Saturday, July 30, 2011

extreme thankfulness

as of late, i find myself with an overflowing of extreme thankfulness

sitting outside looking around our back yard last night, jack was swimming, I was sipping a half glass of white wine, an overflow of thank you came from my heart..

the landscaped yard given to us by my in-laws who funded the project
the pool--originally unwanted part of our house purchase, a pork barrel of sorts..if you will--now a huge blessing to our family and to many others who come and go from it daily
the house completely out of our reach in a climbing economy became possible because the Lord saw fit
and...the two sons..both in the house sleeping, both bring a joy to my heart that I never would have known and still find it hard to even express with written words

all of this for
two unlikely sinners who both struggle with ugly sin like same sex attraction, apathy, idolatry...
a man and woman who strive to fill ourselves with things that will never satisfy...

I am extremely thankful that Our Giving Father chooses to lavish blessing on
jack and heather, even as we struggle to be in relationship with Him.

He gave all of this to our family and even His life.

He gave it all to bring glory back to Himself.

Thursday, July 14, 2011

for my own entertainment

ryan jefferson yesterday


can't figure out how to turn this..but this is me when i was a baby

ryan j and jackson

doesn't ryan j have a little resemblance to me?? please? i want to have a little to do with at least one of my boys :)
Thanks for entertaining the idea.. :)

a few pictures to catch up my non-facebook readers

Introducing Ryan Jefferson Morse...

smiles are hard to come by as of yet..but here is one


he doesn't look just like his brother when his brother was this age

jackson at similar age

i shouldn't forget to put in a picture of sweet jackson who still loves to be in the center of attention

big brother and little budda bean

Wednesday, July 13, 2011

whew i am back

want to share pictures
share an update on how life is with two boys
send praise to God on how great i am doing with all of the changes


but instead i just want to pick up where i am..like you do with a friend who has been by your side through everything.

watched little red riding hood last night and a part of the movie struck me.  (very great movie for that kind of thinking that you can't stop....)  (watch the movie..it is full of symbolism and as much depth as you have time to extract..)

i don't have time to give a review of the movie or even catch you up on the story line..but there was a line in the film..that I can't find online, so I will just ad-lib.

something like
The Others..they still live on in fear, for that is all they have ever known..how they have ever known how to live.  They stay far away from the darkness, but fear consumes them.  But I (valerie--red riding hood) live my life in the darkness because the darkness doesn't scare me.
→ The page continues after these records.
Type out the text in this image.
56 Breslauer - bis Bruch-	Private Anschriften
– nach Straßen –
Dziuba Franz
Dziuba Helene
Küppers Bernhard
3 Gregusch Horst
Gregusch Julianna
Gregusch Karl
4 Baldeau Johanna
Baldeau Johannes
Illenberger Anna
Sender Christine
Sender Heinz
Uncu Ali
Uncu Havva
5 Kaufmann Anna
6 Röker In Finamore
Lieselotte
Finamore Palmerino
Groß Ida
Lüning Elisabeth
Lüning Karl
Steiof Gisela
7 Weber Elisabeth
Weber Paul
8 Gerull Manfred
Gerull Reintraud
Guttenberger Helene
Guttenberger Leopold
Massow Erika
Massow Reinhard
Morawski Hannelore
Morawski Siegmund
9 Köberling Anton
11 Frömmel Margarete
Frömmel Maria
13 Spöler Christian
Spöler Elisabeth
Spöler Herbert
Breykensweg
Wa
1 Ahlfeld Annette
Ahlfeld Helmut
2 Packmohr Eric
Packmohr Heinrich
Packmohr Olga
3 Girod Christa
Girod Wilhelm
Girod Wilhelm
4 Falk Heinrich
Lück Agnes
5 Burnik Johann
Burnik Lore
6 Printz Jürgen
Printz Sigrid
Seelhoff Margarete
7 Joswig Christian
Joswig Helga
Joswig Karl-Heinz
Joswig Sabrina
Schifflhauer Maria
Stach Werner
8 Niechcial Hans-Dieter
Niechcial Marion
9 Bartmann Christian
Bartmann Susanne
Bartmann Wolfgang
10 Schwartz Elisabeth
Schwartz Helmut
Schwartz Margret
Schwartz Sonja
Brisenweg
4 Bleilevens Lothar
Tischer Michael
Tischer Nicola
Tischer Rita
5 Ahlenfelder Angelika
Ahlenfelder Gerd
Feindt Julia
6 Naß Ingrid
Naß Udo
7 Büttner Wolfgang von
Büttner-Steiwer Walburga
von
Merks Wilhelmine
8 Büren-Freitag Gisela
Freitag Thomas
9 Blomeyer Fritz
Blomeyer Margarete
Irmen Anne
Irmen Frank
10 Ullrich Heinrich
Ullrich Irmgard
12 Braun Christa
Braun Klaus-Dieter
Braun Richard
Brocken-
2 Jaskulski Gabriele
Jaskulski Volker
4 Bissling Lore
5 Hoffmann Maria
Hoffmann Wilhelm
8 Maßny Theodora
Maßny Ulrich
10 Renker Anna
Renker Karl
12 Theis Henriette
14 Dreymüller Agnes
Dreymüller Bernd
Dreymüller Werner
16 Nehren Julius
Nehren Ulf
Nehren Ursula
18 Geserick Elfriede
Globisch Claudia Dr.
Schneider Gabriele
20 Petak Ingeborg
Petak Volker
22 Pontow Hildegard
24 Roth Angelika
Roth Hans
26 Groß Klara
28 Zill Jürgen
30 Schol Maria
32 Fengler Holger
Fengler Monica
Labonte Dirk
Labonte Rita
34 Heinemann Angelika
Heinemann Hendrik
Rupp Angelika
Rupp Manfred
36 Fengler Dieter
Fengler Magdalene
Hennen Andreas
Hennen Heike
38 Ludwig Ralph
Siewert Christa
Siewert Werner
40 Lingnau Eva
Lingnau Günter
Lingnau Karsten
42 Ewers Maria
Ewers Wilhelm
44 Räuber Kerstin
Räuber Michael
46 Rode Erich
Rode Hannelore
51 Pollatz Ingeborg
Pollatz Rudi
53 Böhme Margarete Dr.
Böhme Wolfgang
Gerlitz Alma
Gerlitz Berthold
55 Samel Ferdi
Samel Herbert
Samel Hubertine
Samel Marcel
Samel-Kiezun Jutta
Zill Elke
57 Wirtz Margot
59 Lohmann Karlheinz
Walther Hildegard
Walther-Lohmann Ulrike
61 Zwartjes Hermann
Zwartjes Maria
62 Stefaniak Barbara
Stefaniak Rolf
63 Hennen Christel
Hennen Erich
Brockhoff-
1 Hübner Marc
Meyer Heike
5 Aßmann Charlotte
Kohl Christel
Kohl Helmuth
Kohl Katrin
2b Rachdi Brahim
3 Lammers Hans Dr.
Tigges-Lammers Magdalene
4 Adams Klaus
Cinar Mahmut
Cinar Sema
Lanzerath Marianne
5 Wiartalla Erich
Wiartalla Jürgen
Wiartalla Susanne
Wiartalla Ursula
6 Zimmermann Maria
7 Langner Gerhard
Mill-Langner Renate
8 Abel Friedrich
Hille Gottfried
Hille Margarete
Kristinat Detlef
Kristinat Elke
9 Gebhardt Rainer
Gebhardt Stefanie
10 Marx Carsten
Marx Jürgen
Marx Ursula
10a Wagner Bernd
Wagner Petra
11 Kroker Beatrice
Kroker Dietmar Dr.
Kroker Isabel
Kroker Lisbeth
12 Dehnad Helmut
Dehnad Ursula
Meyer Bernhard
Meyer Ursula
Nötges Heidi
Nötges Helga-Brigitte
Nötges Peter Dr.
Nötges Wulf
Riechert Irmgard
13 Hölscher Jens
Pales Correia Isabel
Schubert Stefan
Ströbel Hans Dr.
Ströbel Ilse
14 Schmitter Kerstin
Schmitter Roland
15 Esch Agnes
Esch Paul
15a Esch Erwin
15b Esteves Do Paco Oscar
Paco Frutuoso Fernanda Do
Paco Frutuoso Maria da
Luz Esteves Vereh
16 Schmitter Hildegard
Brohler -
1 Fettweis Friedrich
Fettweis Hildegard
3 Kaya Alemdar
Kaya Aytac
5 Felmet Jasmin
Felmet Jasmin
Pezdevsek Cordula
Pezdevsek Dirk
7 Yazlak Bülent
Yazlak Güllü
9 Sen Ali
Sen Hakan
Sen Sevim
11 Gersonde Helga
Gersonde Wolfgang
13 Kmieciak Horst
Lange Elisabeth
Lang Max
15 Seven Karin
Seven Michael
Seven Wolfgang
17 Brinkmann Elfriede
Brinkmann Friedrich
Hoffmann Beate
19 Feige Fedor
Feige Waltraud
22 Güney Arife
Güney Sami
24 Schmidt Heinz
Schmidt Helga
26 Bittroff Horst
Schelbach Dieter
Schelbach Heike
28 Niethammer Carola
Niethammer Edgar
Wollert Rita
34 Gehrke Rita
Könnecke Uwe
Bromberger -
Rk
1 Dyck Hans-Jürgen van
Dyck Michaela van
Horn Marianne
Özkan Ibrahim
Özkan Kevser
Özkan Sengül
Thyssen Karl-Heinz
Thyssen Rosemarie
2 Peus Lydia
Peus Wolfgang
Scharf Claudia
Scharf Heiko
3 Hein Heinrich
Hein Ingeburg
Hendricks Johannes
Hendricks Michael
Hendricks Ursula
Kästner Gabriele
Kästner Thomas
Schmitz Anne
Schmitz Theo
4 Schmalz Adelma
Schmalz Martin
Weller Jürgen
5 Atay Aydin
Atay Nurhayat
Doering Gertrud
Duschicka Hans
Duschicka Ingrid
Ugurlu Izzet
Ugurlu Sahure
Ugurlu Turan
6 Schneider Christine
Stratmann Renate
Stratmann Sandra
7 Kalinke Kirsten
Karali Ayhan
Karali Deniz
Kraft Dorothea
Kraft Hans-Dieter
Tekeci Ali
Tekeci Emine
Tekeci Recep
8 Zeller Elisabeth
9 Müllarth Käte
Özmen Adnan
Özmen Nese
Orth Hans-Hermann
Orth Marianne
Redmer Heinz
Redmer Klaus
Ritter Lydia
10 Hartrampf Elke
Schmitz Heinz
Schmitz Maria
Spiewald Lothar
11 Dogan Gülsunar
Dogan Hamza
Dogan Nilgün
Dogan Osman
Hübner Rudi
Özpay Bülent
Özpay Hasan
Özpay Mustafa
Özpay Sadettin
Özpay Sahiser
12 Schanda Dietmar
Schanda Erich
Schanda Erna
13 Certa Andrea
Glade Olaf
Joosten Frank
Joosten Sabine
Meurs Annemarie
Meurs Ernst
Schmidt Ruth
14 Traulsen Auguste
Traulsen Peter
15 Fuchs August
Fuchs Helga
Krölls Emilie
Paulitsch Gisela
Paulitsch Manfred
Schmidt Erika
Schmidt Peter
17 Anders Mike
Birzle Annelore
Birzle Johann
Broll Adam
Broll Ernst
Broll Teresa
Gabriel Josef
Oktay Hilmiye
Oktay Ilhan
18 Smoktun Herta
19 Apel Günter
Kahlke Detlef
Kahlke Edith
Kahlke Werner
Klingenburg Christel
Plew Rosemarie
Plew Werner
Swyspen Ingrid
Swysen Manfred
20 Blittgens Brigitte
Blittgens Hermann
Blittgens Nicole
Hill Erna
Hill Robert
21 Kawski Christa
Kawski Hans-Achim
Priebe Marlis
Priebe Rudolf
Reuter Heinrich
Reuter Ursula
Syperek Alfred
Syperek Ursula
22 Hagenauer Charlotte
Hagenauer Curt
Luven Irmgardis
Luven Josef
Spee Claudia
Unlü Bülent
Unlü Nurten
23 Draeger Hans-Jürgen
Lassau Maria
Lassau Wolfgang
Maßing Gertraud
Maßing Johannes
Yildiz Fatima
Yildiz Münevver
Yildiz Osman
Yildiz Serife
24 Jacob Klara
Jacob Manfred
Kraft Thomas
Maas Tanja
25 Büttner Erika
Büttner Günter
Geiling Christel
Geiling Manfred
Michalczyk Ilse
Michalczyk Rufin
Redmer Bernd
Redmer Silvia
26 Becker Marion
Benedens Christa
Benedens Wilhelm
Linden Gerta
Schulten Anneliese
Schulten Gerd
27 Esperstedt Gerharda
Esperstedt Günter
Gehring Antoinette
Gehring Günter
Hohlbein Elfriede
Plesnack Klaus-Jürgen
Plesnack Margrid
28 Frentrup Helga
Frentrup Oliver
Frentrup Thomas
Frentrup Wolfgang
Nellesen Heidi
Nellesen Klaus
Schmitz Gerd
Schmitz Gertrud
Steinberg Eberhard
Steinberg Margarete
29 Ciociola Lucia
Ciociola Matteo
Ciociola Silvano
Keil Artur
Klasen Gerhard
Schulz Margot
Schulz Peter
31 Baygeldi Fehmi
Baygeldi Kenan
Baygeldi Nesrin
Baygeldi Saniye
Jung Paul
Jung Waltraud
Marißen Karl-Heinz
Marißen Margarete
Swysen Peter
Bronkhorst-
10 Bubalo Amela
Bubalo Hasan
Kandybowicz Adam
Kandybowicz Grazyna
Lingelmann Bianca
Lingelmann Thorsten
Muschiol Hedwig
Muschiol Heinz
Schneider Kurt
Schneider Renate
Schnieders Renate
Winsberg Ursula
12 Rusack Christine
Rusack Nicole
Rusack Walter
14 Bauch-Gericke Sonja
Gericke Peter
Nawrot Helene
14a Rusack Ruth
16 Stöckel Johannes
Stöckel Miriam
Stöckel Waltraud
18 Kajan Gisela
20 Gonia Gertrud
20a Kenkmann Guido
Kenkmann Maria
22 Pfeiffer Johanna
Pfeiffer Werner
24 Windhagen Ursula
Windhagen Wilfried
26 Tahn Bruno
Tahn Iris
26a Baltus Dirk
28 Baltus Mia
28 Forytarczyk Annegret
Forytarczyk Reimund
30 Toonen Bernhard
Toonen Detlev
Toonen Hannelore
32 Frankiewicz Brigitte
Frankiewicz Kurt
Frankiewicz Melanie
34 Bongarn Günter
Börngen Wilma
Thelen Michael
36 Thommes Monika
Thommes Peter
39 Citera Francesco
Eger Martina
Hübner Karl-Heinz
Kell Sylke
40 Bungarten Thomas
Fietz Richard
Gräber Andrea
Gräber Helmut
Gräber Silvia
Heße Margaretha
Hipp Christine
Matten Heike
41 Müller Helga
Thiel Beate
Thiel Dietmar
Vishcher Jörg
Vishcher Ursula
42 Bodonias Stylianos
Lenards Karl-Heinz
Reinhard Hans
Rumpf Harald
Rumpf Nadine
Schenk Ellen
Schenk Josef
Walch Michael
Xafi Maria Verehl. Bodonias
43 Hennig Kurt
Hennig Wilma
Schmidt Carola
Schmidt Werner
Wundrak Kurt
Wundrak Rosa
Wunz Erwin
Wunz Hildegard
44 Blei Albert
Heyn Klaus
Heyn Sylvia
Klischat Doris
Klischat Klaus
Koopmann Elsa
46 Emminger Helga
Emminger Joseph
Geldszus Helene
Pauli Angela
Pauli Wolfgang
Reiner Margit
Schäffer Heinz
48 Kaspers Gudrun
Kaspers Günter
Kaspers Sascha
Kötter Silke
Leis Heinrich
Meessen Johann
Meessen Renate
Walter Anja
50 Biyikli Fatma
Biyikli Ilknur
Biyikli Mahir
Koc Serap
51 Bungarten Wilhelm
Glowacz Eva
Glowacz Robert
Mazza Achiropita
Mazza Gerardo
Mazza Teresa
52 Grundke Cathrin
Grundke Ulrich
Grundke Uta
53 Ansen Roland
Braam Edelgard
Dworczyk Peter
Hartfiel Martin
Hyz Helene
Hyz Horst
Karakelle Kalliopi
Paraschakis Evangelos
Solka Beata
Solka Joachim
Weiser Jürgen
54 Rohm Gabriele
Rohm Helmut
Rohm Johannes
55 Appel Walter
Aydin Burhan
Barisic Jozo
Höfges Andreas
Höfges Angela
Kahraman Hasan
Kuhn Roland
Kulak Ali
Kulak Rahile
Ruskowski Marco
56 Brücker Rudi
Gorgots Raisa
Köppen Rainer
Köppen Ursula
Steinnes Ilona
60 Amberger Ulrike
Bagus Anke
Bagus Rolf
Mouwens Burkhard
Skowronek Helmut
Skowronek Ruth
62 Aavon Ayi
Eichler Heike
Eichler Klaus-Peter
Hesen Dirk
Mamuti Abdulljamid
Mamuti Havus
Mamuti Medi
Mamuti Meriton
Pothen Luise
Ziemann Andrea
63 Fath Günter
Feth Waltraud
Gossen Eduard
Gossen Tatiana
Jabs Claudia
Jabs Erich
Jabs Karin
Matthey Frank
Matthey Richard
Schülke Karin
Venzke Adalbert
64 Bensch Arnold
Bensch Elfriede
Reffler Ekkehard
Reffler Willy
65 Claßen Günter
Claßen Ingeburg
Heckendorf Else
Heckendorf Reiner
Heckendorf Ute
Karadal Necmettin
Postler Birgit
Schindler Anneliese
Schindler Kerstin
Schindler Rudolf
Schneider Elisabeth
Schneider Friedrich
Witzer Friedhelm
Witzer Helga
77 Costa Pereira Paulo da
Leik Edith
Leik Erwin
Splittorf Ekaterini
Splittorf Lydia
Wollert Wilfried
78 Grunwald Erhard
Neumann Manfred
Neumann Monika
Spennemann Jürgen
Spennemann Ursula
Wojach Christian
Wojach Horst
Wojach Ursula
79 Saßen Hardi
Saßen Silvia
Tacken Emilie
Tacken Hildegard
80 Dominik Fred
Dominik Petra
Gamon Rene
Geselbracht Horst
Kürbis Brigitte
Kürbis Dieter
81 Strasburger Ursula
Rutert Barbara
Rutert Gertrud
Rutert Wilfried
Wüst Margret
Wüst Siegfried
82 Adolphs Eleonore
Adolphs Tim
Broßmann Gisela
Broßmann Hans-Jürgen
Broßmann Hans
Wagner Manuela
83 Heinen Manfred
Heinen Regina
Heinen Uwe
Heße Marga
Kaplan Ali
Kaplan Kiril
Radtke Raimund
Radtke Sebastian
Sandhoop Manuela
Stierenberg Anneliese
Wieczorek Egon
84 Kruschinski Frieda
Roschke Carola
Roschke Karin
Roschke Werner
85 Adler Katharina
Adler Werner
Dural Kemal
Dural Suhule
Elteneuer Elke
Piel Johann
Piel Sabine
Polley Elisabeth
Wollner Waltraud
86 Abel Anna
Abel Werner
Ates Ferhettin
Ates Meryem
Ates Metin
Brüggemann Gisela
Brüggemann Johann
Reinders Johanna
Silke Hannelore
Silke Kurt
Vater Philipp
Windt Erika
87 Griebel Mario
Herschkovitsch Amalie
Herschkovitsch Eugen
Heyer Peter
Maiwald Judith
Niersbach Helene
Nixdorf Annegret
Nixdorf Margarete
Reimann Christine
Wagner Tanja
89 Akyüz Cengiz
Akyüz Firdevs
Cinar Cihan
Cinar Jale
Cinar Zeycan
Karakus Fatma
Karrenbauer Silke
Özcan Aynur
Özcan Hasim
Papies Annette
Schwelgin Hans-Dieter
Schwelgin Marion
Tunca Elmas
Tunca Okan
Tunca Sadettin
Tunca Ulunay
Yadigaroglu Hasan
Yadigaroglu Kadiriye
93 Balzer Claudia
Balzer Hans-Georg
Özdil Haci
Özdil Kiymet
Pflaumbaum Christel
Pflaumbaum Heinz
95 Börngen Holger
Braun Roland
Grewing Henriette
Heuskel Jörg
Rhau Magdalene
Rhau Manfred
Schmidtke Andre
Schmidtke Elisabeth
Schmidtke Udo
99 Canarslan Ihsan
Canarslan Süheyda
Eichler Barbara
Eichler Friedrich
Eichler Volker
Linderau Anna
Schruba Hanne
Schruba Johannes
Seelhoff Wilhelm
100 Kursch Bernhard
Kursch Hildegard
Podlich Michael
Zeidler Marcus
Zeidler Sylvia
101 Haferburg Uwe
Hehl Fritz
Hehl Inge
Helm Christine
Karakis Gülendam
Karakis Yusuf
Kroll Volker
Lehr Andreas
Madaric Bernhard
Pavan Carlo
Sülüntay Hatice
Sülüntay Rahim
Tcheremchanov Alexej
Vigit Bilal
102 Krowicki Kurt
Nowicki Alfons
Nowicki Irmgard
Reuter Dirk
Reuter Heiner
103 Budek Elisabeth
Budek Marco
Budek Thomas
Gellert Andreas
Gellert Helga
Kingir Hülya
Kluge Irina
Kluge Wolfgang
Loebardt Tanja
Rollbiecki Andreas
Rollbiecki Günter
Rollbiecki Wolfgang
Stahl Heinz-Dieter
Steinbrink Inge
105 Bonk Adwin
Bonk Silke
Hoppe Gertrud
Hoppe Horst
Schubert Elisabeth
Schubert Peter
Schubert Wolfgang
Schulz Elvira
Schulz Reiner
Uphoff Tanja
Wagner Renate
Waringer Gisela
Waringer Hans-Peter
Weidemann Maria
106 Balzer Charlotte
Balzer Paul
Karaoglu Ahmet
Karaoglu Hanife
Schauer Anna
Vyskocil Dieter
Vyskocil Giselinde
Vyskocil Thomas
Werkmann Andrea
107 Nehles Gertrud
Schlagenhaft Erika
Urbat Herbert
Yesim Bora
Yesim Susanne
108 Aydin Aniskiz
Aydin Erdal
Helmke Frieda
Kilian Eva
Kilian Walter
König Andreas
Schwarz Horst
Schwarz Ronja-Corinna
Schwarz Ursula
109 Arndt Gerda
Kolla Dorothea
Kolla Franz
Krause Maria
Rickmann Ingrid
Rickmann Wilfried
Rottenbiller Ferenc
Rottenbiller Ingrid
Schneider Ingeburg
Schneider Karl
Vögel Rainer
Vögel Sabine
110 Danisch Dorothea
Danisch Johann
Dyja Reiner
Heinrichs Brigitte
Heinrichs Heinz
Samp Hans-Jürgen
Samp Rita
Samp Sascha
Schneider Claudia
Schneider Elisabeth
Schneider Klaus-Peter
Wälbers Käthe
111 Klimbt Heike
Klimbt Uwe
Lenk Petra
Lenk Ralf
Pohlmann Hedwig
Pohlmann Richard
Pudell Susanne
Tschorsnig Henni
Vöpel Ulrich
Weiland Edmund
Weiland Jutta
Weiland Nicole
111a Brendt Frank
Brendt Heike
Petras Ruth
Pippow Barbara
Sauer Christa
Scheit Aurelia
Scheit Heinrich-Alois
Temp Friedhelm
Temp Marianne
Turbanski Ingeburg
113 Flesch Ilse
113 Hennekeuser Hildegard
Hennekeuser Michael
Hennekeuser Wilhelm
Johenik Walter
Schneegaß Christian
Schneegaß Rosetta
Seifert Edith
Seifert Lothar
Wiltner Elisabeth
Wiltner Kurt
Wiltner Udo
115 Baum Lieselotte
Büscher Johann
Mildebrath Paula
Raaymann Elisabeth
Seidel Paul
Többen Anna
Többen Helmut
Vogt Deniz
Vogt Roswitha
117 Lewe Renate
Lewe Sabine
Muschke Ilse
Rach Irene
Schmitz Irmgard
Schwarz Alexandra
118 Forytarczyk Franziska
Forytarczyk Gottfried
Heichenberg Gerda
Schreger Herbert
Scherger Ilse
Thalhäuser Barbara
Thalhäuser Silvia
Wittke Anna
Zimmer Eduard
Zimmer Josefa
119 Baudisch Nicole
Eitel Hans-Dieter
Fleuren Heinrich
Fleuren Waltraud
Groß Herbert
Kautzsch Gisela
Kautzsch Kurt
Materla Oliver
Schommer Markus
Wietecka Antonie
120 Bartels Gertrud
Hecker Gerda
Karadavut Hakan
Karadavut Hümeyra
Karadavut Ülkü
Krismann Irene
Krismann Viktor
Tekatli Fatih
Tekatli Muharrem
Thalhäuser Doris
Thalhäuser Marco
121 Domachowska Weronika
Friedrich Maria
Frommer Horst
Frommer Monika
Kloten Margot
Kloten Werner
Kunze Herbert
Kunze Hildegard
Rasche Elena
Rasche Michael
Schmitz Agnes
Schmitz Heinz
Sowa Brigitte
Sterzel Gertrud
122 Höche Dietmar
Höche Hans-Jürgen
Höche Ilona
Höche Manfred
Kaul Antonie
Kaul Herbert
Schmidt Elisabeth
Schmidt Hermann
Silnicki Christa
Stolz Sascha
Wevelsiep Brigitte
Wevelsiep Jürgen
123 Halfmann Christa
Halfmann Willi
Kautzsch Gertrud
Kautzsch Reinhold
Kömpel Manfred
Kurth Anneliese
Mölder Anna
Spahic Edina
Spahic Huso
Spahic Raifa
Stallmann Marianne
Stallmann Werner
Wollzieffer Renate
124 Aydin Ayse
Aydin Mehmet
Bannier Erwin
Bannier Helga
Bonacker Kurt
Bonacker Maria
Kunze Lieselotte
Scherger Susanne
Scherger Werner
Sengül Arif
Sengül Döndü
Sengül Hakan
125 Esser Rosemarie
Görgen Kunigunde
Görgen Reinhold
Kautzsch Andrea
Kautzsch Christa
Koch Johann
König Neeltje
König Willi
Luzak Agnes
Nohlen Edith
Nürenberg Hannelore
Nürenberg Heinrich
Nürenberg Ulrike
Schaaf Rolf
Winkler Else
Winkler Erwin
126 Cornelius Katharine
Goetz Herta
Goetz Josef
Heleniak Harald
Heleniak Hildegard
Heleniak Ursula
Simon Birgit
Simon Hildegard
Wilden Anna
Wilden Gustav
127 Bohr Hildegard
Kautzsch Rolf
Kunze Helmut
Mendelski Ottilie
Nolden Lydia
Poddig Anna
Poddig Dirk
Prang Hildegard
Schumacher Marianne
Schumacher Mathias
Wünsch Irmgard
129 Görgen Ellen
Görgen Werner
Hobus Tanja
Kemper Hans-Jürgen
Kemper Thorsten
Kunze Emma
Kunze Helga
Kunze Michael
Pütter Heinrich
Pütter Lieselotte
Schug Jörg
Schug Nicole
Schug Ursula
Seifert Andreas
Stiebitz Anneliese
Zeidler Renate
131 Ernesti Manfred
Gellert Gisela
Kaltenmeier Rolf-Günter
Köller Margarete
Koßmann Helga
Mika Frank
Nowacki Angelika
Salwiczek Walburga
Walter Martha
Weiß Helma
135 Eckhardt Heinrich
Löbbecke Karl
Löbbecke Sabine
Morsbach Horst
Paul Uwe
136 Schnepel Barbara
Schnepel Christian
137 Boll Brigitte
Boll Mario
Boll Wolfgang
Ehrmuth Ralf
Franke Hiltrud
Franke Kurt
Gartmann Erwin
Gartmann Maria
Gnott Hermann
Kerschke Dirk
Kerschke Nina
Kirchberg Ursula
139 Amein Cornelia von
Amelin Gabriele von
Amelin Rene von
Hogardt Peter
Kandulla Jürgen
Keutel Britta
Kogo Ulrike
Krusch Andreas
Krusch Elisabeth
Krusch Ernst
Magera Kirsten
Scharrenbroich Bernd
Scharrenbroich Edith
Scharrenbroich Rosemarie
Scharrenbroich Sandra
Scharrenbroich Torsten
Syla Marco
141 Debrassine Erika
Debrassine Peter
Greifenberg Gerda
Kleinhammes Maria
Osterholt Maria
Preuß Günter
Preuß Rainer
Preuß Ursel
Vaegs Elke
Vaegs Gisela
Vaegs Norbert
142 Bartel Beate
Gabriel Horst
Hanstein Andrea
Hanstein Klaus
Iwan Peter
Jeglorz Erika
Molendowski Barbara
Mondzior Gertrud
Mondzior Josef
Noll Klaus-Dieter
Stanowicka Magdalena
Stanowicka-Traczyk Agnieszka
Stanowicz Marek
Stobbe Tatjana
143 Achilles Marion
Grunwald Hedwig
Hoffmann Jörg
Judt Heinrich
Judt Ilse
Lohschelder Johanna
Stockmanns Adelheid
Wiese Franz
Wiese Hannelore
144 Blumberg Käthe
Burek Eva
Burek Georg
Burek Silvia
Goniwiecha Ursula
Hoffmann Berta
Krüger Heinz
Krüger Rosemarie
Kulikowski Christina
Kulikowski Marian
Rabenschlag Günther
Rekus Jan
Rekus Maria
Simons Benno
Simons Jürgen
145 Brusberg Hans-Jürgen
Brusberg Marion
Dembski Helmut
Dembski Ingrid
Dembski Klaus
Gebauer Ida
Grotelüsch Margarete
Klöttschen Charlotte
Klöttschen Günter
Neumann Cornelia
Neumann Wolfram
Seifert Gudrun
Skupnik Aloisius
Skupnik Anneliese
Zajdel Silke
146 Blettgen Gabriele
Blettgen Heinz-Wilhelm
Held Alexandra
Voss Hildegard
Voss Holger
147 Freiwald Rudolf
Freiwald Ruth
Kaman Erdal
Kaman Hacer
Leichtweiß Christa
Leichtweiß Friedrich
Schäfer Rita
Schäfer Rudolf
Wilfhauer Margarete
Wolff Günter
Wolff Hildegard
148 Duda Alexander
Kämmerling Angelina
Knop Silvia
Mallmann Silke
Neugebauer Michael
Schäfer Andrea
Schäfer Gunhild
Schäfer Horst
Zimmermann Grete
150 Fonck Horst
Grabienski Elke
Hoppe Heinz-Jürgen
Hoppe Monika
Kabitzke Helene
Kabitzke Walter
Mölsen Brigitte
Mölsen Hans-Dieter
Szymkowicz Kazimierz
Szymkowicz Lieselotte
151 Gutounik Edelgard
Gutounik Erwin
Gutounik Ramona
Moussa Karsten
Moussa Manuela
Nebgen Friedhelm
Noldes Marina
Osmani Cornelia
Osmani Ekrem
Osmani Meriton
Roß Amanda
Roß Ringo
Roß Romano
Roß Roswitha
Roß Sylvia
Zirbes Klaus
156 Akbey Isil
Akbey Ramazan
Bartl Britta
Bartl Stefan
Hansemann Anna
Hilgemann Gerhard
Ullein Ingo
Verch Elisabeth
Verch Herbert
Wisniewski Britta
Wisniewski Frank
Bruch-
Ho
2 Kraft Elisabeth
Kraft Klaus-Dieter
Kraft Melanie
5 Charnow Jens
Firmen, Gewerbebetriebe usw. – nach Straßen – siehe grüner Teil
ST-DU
It is a line at the conclusion of the movie..and it troubled me.  The point being we should just give into living in evil rather than living in fear of evil and what it will do to us.  But then the more I think about it today..the more I agree.

If the two options are
1. live in fear of evil, of evil people, of evil in the world, of evil within ourselves to the point of not being able to function or really enjoy life
or
2. live a life of enjoying evil

I choose number two..

But instead..I will choose option 3.

Living a full life of enjoying being a child of the King of life.  Rom 8:15 says "God's spirit doesn't make us slaves who are afraid of Him.  Instead, we become his children and call Him Father." I choose freedom.  I choose fullness...the opposite of fear.  A knowledge that my Father is a Father who has it all taken care of..and loves me.

Being a daughter of the King of the universe who has power over evil and chooses me to be His..is a joy in which I want to bask.